Muscle myostatin signalling is enhanced in experimental cancer cachexia

Authors


Paola Costelli, Department of Experimental Medicine and Oncology, Corso Raffaello, 30-10125 Turin, Italy. Tel.: +39-0116707062; fax: +39-0116707753; e-mail: paola.costelli@unito.it

ABSTRACT

Background/Aims   Myostatin belongs to the transforming growth factor-β superfamily and negatively regulates skeletal muscle mass. Its deletion induces muscle overgrowth, while, on the contrary, its overexpression or systemic administration cause muscle atrophy. The present study was aimed at investigating whether muscle depletion as occurring in an experimental model of cancer cachexia, the rat bearing the Yoshida AH-130 hepatoma, is associated with modulations of myostatin signalling and whether the cytokine tumour necrosis factor-α may be relevant in this regard.

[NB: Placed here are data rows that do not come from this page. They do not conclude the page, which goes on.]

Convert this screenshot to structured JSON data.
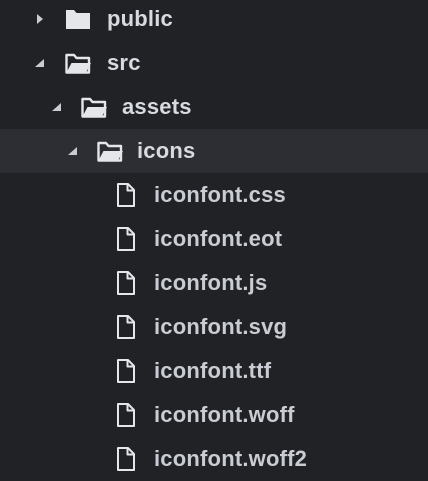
{
  "tree": {
    "items": [
      {
        "label": "public",
        "icon": "folder-closed-icon",
        "expanded": false
      },
      {
        "label": "src",
        "icon": "folder-open-icon",
        "expanded": true
      },
      {
        "label": "assets",
        "icon": "folder-open-icon",
        "expanded": true
      },
      {
        "label": "icons",
        "icon": "folder-open-icon",
        "expanded": true,
        "selected": true
      },
      {
        "label": "iconfont.css",
        "icon": "file-icon"
      },
      {
        "label": "iconfont.eot",
        "icon": "file-icon"
      },
      {
        "label": "iconfont.js",
        "icon": "file-icon"
      },
      {
        "label": "iconfont.svg",
        "icon": "file-icon"
      },
      {
        "label": "iconfont.ttf",
        "icon": "file-icon"
      },
      {
        "label": "iconfont.woff",
        "icon": "file-icon"
      },
      {
        "label": "iconfont.woff2",
        "icon": "file-icon"
      }
    ]
  },
  "colors": {
    "background": "#202226",
    "selected_row": "#2c2e33",
    "text": "#d7dae0",
    "icon": "#e4e6ea"
  }
}
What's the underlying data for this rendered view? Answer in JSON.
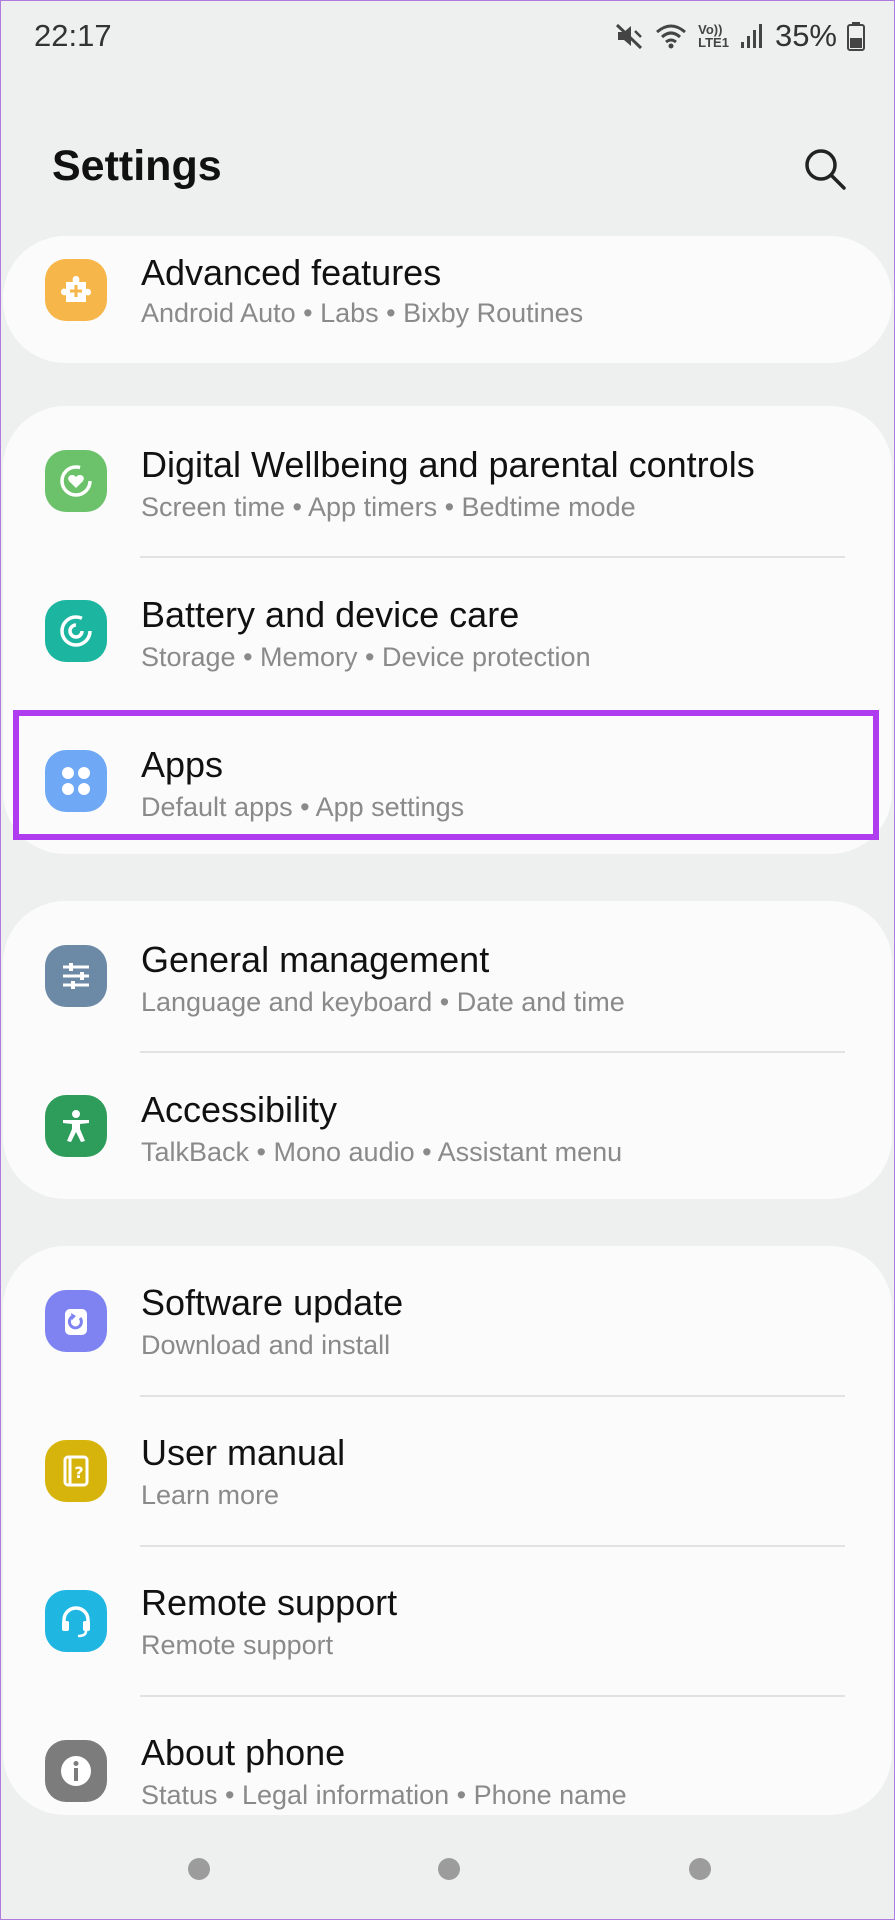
{
  "status_bar": {
    "time": "22:17",
    "network_label_top": "Vo))",
    "network_label_bottom": "LTE1",
    "battery_percent": "35%",
    "icons": [
      "mute-icon",
      "wifi-icon",
      "volte-icon",
      "signal-icon",
      "battery-icon"
    ]
  },
  "header": {
    "title": "Settings",
    "search_icon": "search-icon"
  },
  "groups": [
    {
      "items": [
        {
          "title": "Advanced features",
          "subtitle": "Android Auto  •  Labs  •  Bixby Routines",
          "icon": "puzzle-icon",
          "color": "#f6b64a"
        }
      ]
    },
    {
      "items": [
        {
          "title": "Digital Wellbeing and parental controls",
          "subtitle": "Screen time  •  App timers  •  Bedtime mode",
          "icon": "wellbeing-icon",
          "color": "#6cc26b"
        },
        {
          "title": "Battery and device care",
          "subtitle": "Storage  •  Memory  •  Device protection",
          "icon": "device-care-icon",
          "color": "#1bb5a0"
        },
        {
          "title": "Apps",
          "subtitle": "Default apps  •  App settings",
          "icon": "apps-grid-icon",
          "color": "#6fa8f5"
        }
      ]
    },
    {
      "items": [
        {
          "title": "General management",
          "subtitle": "Language and keyboard  •  Date and time",
          "icon": "sliders-icon",
          "color": "#6c89a6"
        },
        {
          "title": "Accessibility",
          "subtitle": "TalkBack  •  Mono audio  •  Assistant menu",
          "icon": "accessibility-icon",
          "color": "#2e9d5c"
        }
      ]
    },
    {
      "items": [
        {
          "title": "Software update",
          "subtitle": "Download and install",
          "icon": "update-icon",
          "color": "#7f83f2"
        },
        {
          "title": "User manual",
          "subtitle": "Learn more",
          "icon": "manual-icon",
          "color": "#d6b40c"
        },
        {
          "title": "Remote support",
          "subtitle": "Remote support",
          "icon": "headset-icon",
          "color": "#1fb7e2"
        },
        {
          "title": "About phone",
          "subtitle": "Status  •  Legal information  •  Phone name",
          "icon": "info-icon",
          "color": "#7c7c7c"
        }
      ]
    }
  ],
  "highlight_target": "Apps",
  "nav_bar": [
    "recent-apps-button",
    "home-button",
    "back-button"
  ]
}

Materials and methods   Protein levels of myostatin, follistatin (myostatin endogenous inhibitor) and the activin receptor type IIB have been evaluated in the gastrocnemius of tumour-bearing rats by Western blotting. Circulating myostatin and follistatin in tumour hosts were evaluated by immunoprecipitation, while the DNA-binding activity of the SMAD transcription factors was determined by electrophoretic-mobility shift assay.

Results   In day 4 tumour hosts muscle myostatin levels were comparable to controls, yet follistatin was reduced, and SMAD DNA-binding activity was enhanced. At day 7, both myostatin and follistatin increased in tumour bearers, while SMAD DNA-binding activity was unchanged. To investigate whether tumour necrosis factor-α contributed to induce such changes, rats were administered pentoxifylline, an inhibitor of tumour necrosis factor-α synthesis that partially corrects muscle depletion in tumour-bearing rats. The drug reduced both myostatin expression and SMAD DNA-binding activity in day 4 tumour hosts and up-regulated follistatin at day 7.

Conclusions   These observations suggest that myostatin pathway should be regarded as a potential therapeutic target in cancer cachexia.